Старица стояла на лестнице, воздев руки, как черное, смущающее видение.
— Мамынька, — с. сердцем выговорил Василий Васильевич, — ступай-ка ты с богом к себе! Уходи! Тут и так голова кругом идет! Тут дело простое. Народ воров своих жжет! Не мешайся ты, Христа ради! И без тебя тошно!
— Не умолкну, дондеже есмь! — вещала старица. — Обличу нечестивых. Иль, глаза отворотив в сторону, умолчу, что бога забыли?
— Пойдем, пойдем-ка, матушка! — говорила могучая Павла, волоча старуху вверх на крыльцо. — Неча тебе тут, старушке божьей, делать!
Челядь бегала муравьино, таскала пожитки на погребицы — укладки, сундуки, торговые книги, отворачивая взгляды от засуетившихся хозяев. И те тоже были хмуры— неловко было выворачивать у всех на глазах свое нутро. Бешено бил набат. Соседский пожар разгорался, пламя шибало кверху, летели искры, головни, с огнем поднялся ветер, деревья гнулись, шумели, шатались, голоса, крики неслись все громче. Василий Васильевич с сынами работали как бешеные. Марьяша кошкой залезла на крышу босовской избы и в высоко поднятых руках, словно щит, держала против огня икону божьей матери. Бабка Ульяна выглядывала из окна горницы на дым, шевеля беззвучно губами, перебирая лестовку. И слезы катились у нее по щекам.

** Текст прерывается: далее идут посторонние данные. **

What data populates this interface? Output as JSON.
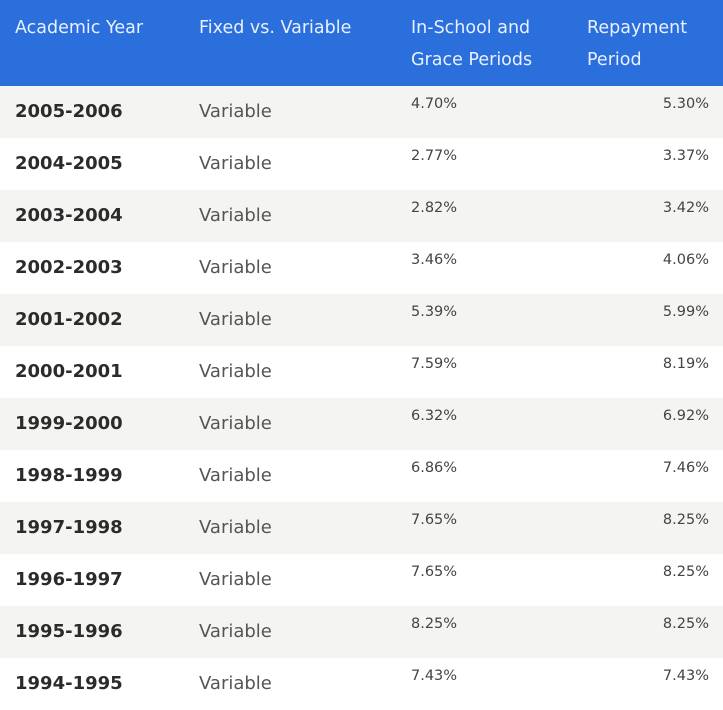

Впервой в ее жизни приходилось ей видеть — огнем выметывается страшная ярость живого обиженного народа, уничтожая неправо нажитое.
Утро следующего дня встало в сером дожде из низких туч, вымытые деревья в босовском саду блестели, доносило из-за тына, с соседнего пожарища, гарью, и люди таскали в дом пожитки обратно. Все восстанавливалось. По улицам бегал народ, но как-то не глядя по сторонам — словно все были с похмелья.
Да так оно и было. Разбили всего пять домов, сожгли два, нашли два больших погреба — выкатили бочки хмельного, и всю ночь вокруг пожарищ гремели песни, крики, пока в полночь не зашумел над городом свежий дождь, залил угли на пожарищах, утишил души, навел сон.
И утро пришло, как всегда, с неотвратимым, утреннеясным сознанием, что жизнь не останавливается, что ее нужно продолжать. К тому же по торгам поползли слухи, что Похабова видели скакавшим на коне без шапки по Московской дороге и он работающим на полях крестьянам грозил кулаком и кричал что-то нехорошо.
Надувшись индейским кочетом, сел уже спозаранок в своей избе воевода Михайла Васильевич Милославский, и хотя суда и расправы еще не начинал, однако слушал, подавшись набок, волосатым своим ухом, что ему шептали верные люди. Было уже установлено, кто таков Моська Рожкин: он бобыль из деревни Пантусова и, главное, по бобыльному своему положению в разверстке на почестные воеводские деньги за бедностью не мог принять участья.